Tuesday, March 4, 2014

the day I let my husband die

It had been a long night. I don't even know what day it was. I was slow getting started that morning and I was trying to spend a minute with Kristin before I dropped her off with a friend or grandpa or god knows who for the day. The whole week is really blurry. Then, the phone rang and it was a Hospital number. My heart sank as I answered, already crying. Kristin chose that moment to come out of her room and need something. When it was the Dr. not a nurse, I immediately shooed Kristin away and went downstairs and shut the door.

 The Dr said we had something to talk about. Donny's breathing was slowing and he asked if they should put in a breathing tube. I hurt. I felt pain in that instant like a gun shot to the heart. I couldn't move, I couldn't speak, I couldn't cry. I sat there with dead air on the phone waiting for my soul to catch up with what my body just heard. I got it together and asked the doctor why.  Was there a problem right now?  He said this is the first step of life support. I reeled in agony, I remember saying, screaming to no one that, 'I can't do this, I can't do this.'

 I had to make a choice right then to allow my beloved husband to live a little longer or let him die.  'I can't do this I can't do this...'   I asked what the long term prognosis was, if anything had changed. Worse.  Worse since surgery. Worse since finding out this is the worst type of cancerous, fast growing brain tumor you can get. Best case scenario was he had a couple weeks to live and not leave hospital. He was never coming home.

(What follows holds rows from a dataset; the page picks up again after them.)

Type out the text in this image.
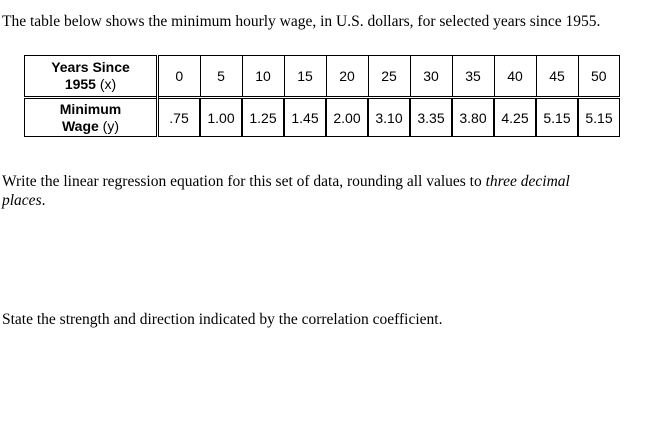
The table below shows the minimum hourly wage, in U.S. dollars, for selected years since 1955.
Years Since
1955 (x)	0	5	10	15	20	25	30	35	40	45	50
Minimum
Wage (y)	.75	1.00	1.25	1.45	2.00	3.10	3.35	3.80	4.25	5.15	5.15
Write the linear regression equation for this set of data, rounding all values to three decimal
places.
State the strength and direction indicated by the correlation coefficient.
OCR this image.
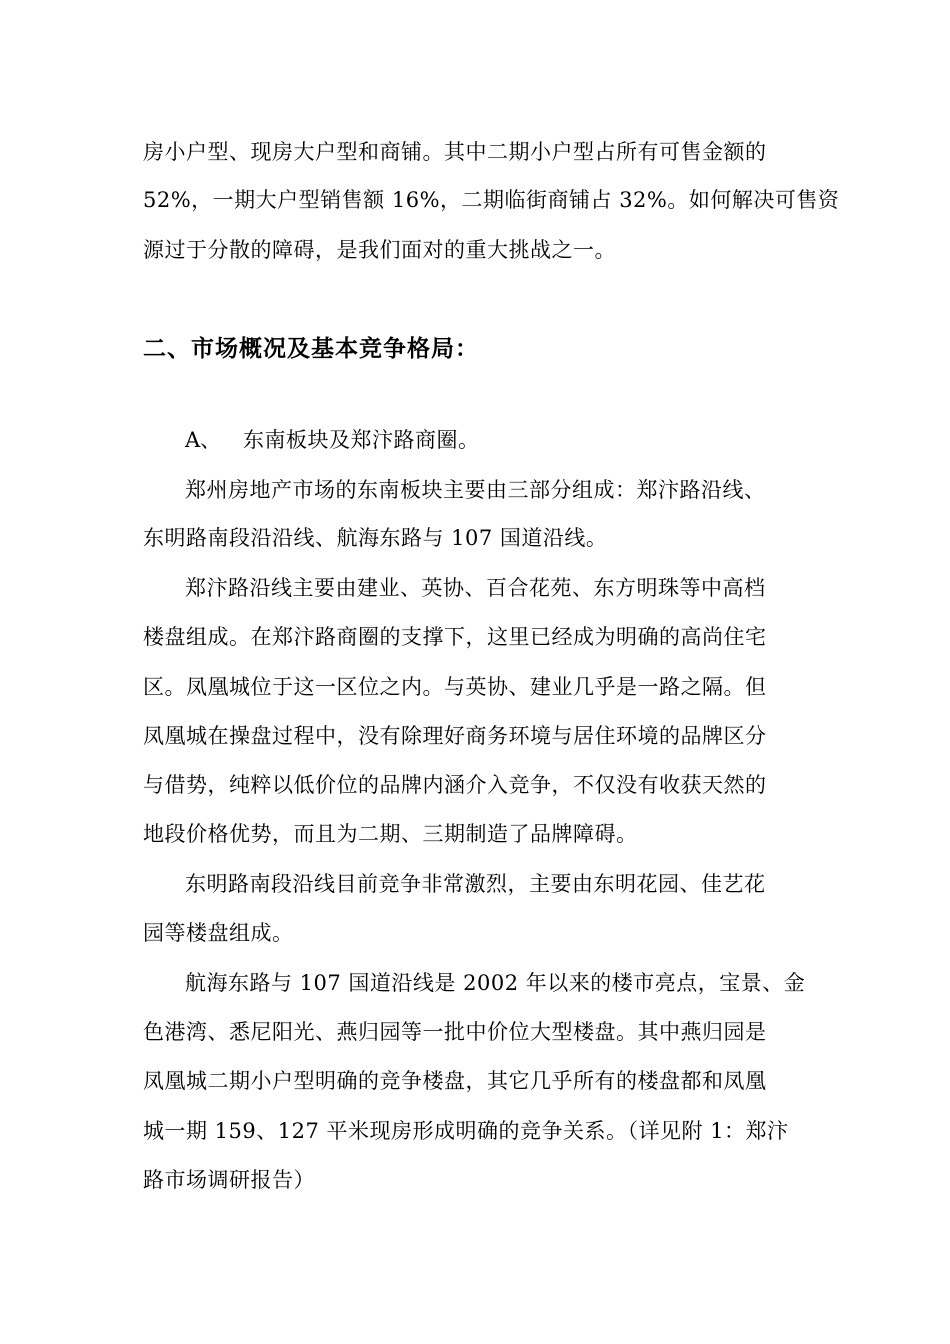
房小户型、现房大户型和商铺。其中二期小户型占所有可售金额的
52%，一期大户型销售额 16%，二期临街商铺占 32%。如何解决可售资
源过于分散的障碍，是我们面对的重大挑战之一。
二、市场概况及基本竞争格局：
A、 东南板块及郑汴路商圈。
郑州房地产市场的东南板块主要由三部分组成：郑汴路沿线、
东明路南段沿沿线、航海东路与 107 国道沿线。
郑汴路沿线主要由建业、英协、百合花苑、东方明珠等中高档
楼盘组成。在郑汴路商圈的支撑下，这里已经成为明确的高尚住宅
区。凤凰城位于这一区位之内。与英协、建业几乎是一路之隔。但
凤凰城在操盘过程中，没有除理好商务环境与居住环境的品牌区分
与借势，纯粹以低价位的品牌内涵介入竞争，不仅没有收获天然的
地段价格优势，而且为二期、三期制造了品牌障碍。
东明路南段沿线目前竞争非常激烈，主要由东明花园、佳艺花
园等楼盘组成。
航海东路与 107 国道沿线是 2002 年以来的楼市亮点，宝景、金
色港湾、悉尼阳光、燕归园等一批中价位大型楼盘。其中燕归园是
凤凰城二期小户型明确的竞争楼盘，其它几乎所有的楼盘都和凤凰
城一期 159、127 平米现房形成明确的竞争关系。（详见附 1：郑汴
路市场调研报告）
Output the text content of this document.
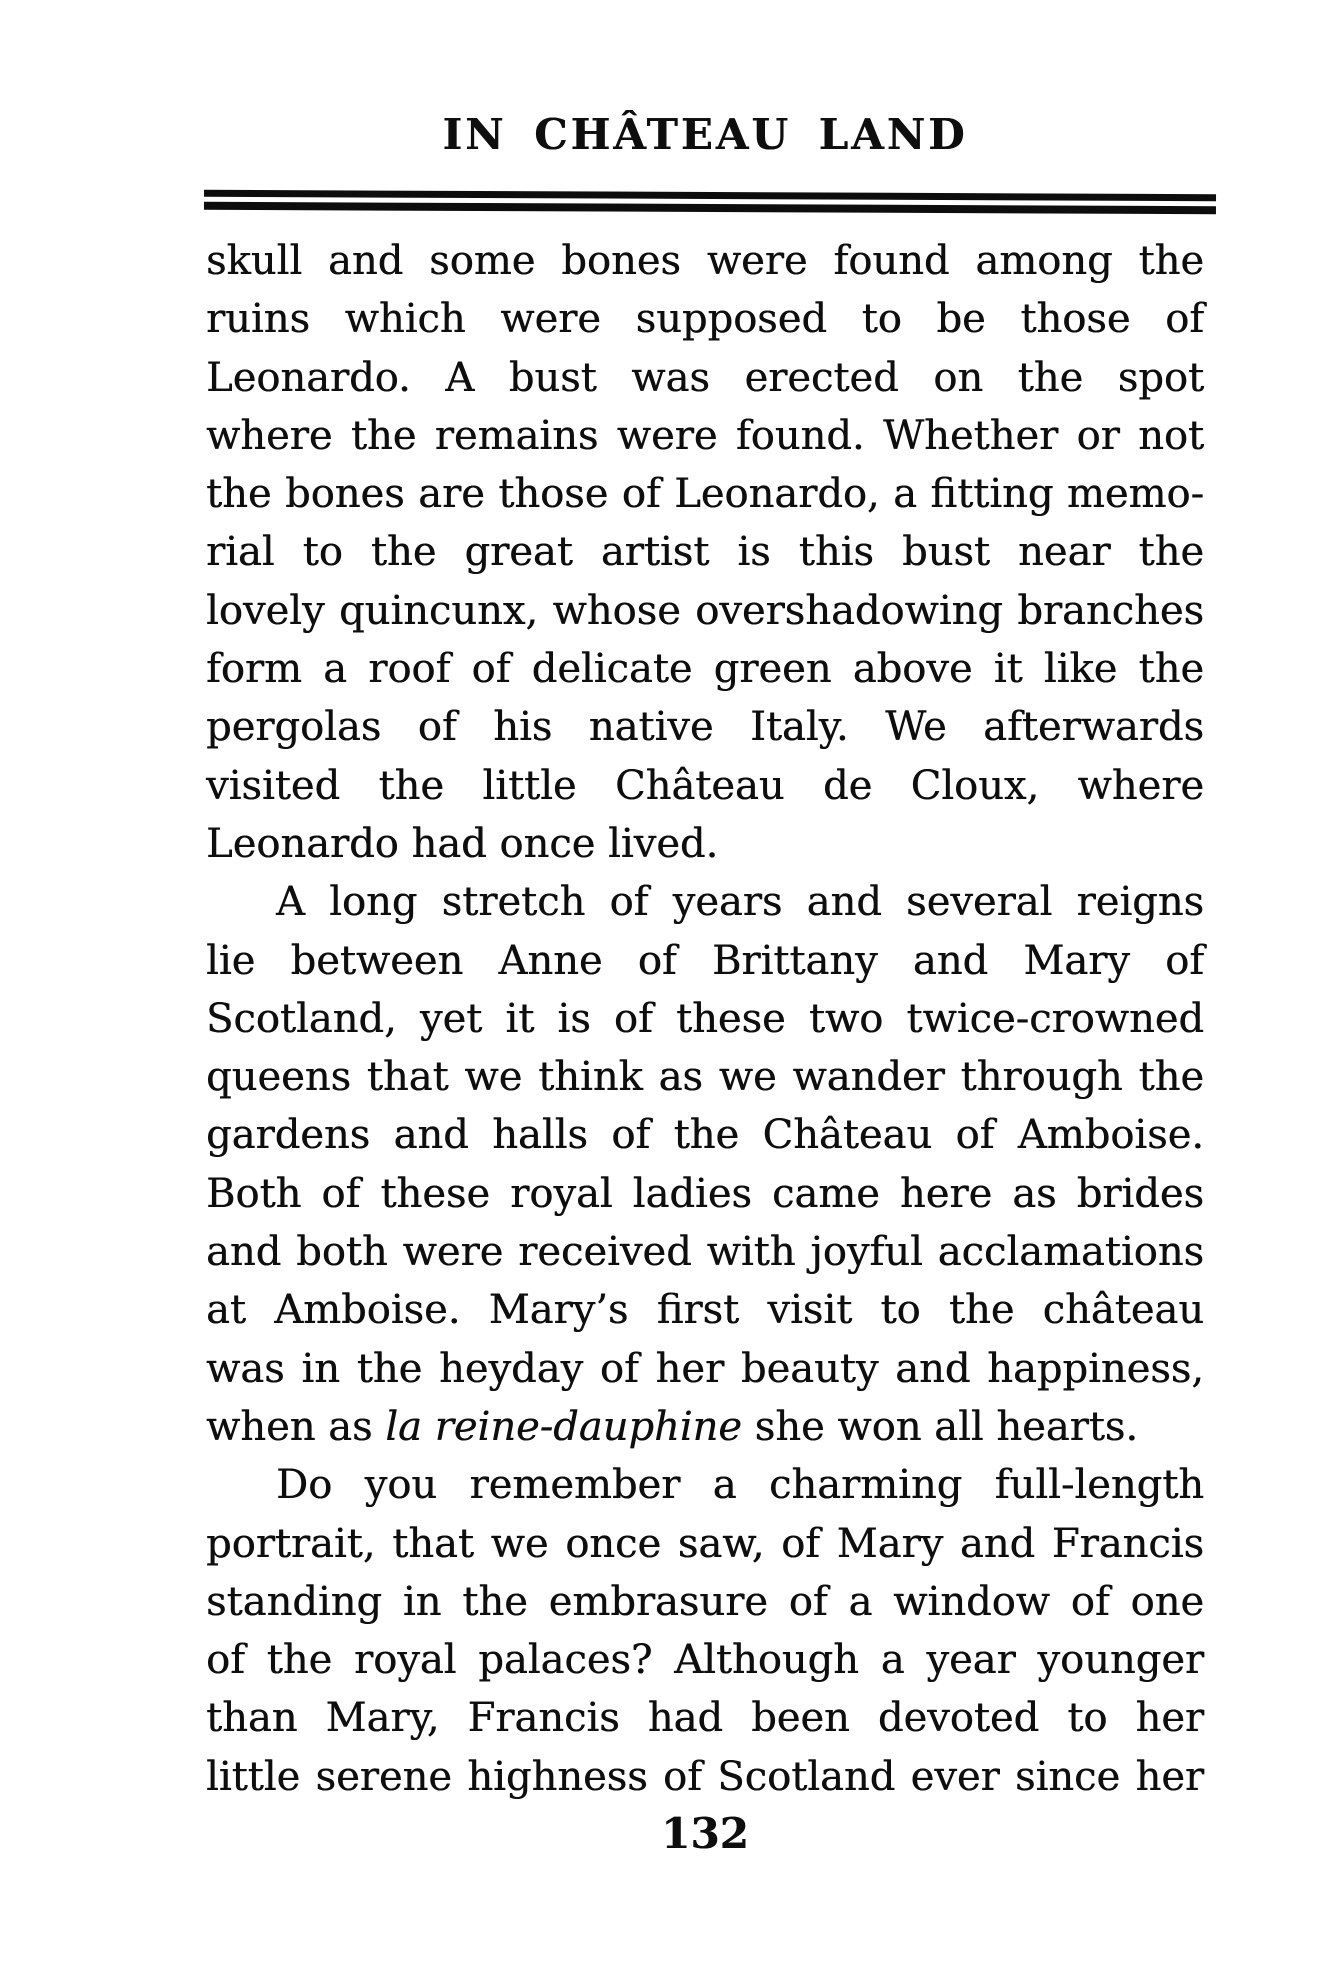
IN CHÂTEAU LAND
skull and some bones were found among the
ruins which were supposed to be those of
Leonardo. A bust was erected on the spot
where the remains were found. Whether or not
the bones are those of Leonardo, a fitting memo-
rial to the great artist is this bust near the
lovely quincunx, whose overshadowing branches
form a roof of delicate green above it like the
pergolas of his native Italy. We afterwards
visited the little Château de Cloux, where
Leonardo had once lived.
A long stretch of years and several reigns
lie between Anne of Brittany and Mary of
Scotland, yet it is of these two twice-crowned
queens that we think as we wander through the
gardens and halls of the Château of Amboise.
Both of these royal ladies came here as brides
and both were received with joyful acclamations
at Amboise. Mary’s first visit to the château
was in the heyday of her beauty and happiness,
when as la reine-dauphine she won all hearts.
Do you remember a charming full-length
portrait, that we once saw, of Mary and Francis
standing in the embrasure of a window of one
of the royal palaces? Although a year younger
than Mary, Francis had been devoted to her
little serene highness of Scotland ever since her
132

I don't want him to suffer. I don't want to cause him pain. I don't want to add a single more cord or line or tube to his already struggling body to fight with and try to pull out. I had to say no. No breathing tube, no life support, because he would have no Quality of Life. Let nature take its course. I almost threw up as soon as I said it.

Next thing I know I was calling my sister-in-law and talking so fast she couldn't understand. 'I just killed him. I just killed my husband. He dying because of me.'  I screamed at her, I screamed at God. I screamed at Donny. What am I going to do now?????

I was a total wreck.  I couldn't think.  I couldn't make the hour drive to the hospital.  My friend Rebecca drove me up.  I could't think. I could hardly move. I spent the day holding his hand. That was the last day he held mine back.

Dying is a process. It is not like a band-aid, I couldn't, no matter how much I wanted to, just let him go right then. Instead, I was forced to watched him deteriorate through the rest of the week and through the weekend.  He never woke up again after that day.

He would die two times. Once physically and once spiritually. I made it happen. I killed him, so he wouldn't suffer any longer than he had to. Every nurse that day told me how brave I was to make that decision. They told me how every one of them has a DNR in their personnel file. Everyone said how horrible life support is, and how I made the right decision. Especially in his case with no life expectancy and certainly no life quality. The nurses were supportive and my family was supportive. I know I made the right decision. But it was a decision that will haunt my dreams for the rest of my life.